I’ve always heard that it’s a good goal to pay off your mortgage. So I did. I thought it was a great idea. My mortgage interest was over 6%, it was costing me every month, and I happily spent my annual bonus to pay it off. Only good things can come of this, right?
Not necessarily. I do have a lot more breathing room on the budget. There seems to be a little more money at the end of the month. But my credit rating took a hit. I didn’t know why at first, but I went from 820 or so to 760. For a couple of months, it didn’t offer an explanation, but then it said “no payment on installment loan” or something like that. Yep. Paying off the house cost me 60 points.
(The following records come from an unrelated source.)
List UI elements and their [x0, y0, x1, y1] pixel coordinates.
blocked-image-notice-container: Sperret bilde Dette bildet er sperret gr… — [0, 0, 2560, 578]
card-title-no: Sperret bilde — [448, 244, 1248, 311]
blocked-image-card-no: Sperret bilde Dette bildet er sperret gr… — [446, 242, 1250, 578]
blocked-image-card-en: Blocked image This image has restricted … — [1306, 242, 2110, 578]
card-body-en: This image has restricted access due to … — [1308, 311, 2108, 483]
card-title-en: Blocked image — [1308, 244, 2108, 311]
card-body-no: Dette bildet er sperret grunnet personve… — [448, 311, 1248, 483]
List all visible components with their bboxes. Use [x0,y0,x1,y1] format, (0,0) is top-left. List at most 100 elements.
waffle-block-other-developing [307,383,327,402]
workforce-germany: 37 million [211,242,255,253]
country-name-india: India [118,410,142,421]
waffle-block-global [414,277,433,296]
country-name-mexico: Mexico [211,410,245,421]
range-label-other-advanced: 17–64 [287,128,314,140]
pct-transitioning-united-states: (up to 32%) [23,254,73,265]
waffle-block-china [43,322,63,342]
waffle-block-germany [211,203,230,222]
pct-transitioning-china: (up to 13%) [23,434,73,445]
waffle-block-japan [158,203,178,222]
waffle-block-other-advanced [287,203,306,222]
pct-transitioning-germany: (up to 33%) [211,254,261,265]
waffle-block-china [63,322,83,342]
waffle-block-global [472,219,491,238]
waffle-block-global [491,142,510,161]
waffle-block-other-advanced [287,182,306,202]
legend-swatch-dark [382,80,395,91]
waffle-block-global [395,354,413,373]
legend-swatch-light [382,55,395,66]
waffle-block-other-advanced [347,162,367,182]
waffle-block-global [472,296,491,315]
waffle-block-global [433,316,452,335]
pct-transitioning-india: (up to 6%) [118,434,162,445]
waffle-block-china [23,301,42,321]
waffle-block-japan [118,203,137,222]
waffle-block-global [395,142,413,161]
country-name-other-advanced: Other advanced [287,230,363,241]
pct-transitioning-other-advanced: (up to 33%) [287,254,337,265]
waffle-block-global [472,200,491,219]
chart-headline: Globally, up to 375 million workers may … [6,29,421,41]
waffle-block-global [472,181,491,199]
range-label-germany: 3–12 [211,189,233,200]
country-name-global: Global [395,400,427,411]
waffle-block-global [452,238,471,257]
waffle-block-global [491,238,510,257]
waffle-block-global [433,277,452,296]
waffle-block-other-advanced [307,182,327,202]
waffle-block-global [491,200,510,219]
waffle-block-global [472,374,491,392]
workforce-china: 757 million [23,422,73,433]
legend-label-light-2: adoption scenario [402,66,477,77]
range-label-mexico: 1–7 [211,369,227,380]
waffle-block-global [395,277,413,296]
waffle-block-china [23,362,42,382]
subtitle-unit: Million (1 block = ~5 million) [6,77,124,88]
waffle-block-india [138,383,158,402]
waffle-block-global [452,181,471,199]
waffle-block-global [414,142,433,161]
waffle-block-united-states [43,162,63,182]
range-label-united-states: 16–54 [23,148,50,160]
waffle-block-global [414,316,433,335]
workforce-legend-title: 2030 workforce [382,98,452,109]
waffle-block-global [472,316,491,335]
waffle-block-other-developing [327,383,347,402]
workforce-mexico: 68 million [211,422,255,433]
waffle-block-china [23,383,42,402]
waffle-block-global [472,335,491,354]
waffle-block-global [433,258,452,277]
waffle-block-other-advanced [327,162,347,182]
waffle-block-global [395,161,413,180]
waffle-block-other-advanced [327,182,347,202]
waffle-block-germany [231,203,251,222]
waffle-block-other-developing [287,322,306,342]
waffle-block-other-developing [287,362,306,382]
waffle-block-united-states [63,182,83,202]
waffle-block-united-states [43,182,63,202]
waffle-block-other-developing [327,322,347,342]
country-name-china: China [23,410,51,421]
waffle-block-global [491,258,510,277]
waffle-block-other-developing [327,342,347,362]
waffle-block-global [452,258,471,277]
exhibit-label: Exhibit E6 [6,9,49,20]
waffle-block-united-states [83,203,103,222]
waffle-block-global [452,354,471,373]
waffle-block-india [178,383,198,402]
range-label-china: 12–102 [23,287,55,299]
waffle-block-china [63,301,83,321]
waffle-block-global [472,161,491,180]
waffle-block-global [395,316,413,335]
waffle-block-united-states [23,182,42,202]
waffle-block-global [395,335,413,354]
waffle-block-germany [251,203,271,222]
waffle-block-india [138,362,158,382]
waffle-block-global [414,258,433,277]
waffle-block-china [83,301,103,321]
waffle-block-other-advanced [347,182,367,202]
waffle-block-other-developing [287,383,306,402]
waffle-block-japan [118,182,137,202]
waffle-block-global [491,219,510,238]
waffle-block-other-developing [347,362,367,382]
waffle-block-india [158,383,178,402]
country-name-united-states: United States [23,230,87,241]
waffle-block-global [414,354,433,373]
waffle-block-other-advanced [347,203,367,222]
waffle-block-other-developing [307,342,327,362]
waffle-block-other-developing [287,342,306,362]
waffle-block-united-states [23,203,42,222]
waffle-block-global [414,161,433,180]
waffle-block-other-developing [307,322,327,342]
Not a big deal, I thought. A score of 760 is still pretty respectable. So with the next year’s bonus, I bought a van for the wife. I got a really nice one, put 40% down, and got a great rate financing the rest. The car note is now about what I was paying in principle and interest, so I feel like I can afford it. Then I got my annual home insurance bill. Wham! Up 50%!
I called the insurance company, and sure enough, they ran a credit check. Didn’t bother to look at my score. They looked at my debt. Apparently, if you owe more than $23K, they knock you up a price notch. That’s everything – car, credit card, etc. – except a mortgage. I could owe $100K on the house and they wouldn’t care. In other words, I could take out a second mortgage on the house, indebting myself for 30 more years, pay off the car, and the banks would reward me for having more credit-worthiness.
This is dreadfully unfair and illogical, but what are you going to do? When life hurls lemons at you with a potato gun, your only option is to stand there and take it. Not like you can dodge big yellow bullets. Or, don’t buy anything expensive. Unless it’s a house. I just wish I had known about that magic number. I could have re-arranged some things and probably gotten it down below $23K.
Who knew that paying off the house would cost me over a thousand dollars extra per year? I’m definitely paying down my debt to get under that magic number as soon as I can. But if you’re thinking about paying off the house, beware: banks want you in debt to them, but not to car dealerships.